Methods: BC of breastfeeding dyads (n = 20) was measured with ultrasound skinfolds (infants) and bioimpedance spectroscopy (infants/mothers) at 2, 5, 9, and/or 12 months post partum. Breastfeeding frequency, 24-h milk intake, and IMP concentrations (lactoferrin, lysozyme, secretory immunoglobulin A (sIgA)) were measured, and calculated daily intakes (CDIs) were determined. We used linear regression/mixed-effects models and adjusted results for multiple comparisons.
Results: No associations were seen between maternal characteristics and IMP concentrations/CDIs or between IMP concentrations and infant BC. Lactoferrin CDI was negatively associated with infant fat-free mass index (P = 0.002); lysozyme CDI was positively associated with infant fat mass (P = 0.004) and fat mass index (P = 0.004) measured with ultrasound skinfolds.
Conclusion: In this small cohort of infants breastfed on demand during first year of life, we report differential associations of HM IMPs with infant BC, showing that in addition to their critical role in shaping infant immunity, lactoferrin, and lysozyme also influence development of infant BC, highlighting the importance of breastfeeding for 12 months and beyond.

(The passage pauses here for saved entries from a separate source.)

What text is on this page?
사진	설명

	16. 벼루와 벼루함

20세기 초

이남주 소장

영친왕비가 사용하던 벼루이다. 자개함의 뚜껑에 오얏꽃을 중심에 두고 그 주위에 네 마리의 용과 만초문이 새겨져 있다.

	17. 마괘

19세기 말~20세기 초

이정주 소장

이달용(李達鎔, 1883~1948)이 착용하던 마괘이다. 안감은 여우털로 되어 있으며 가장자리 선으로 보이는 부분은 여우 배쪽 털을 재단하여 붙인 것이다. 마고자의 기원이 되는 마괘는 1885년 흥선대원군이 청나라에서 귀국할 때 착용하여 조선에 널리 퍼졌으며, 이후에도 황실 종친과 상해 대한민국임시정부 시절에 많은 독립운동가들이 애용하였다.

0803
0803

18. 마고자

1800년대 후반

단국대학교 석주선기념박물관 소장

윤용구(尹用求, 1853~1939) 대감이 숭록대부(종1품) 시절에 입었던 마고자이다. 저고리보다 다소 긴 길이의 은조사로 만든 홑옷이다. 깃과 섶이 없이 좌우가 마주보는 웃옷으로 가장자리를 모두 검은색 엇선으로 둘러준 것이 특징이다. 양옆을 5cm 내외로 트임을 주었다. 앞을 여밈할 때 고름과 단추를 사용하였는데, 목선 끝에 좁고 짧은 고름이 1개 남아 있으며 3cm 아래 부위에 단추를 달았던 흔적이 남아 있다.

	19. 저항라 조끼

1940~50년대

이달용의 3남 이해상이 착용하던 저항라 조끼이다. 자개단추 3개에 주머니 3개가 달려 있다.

Impact: HM IMPs (concentrations and, most importantly, daily intakes) time-dependently and differentially associate with development of infant lean mass and adiposity during first 12 months of lactation. There is no information on how intakes and concentrations of these components affect development of infant BC. HM contains IMPs-lactoferrin, lysozyme, and sIgA, which not only play a critical role in shaping infant's immunity, but also influence infant growth and development of BC, highlighting the importance of breastfeeding for 12 months and beyond and warranting careful consideration of the dose effects of supplemented formula.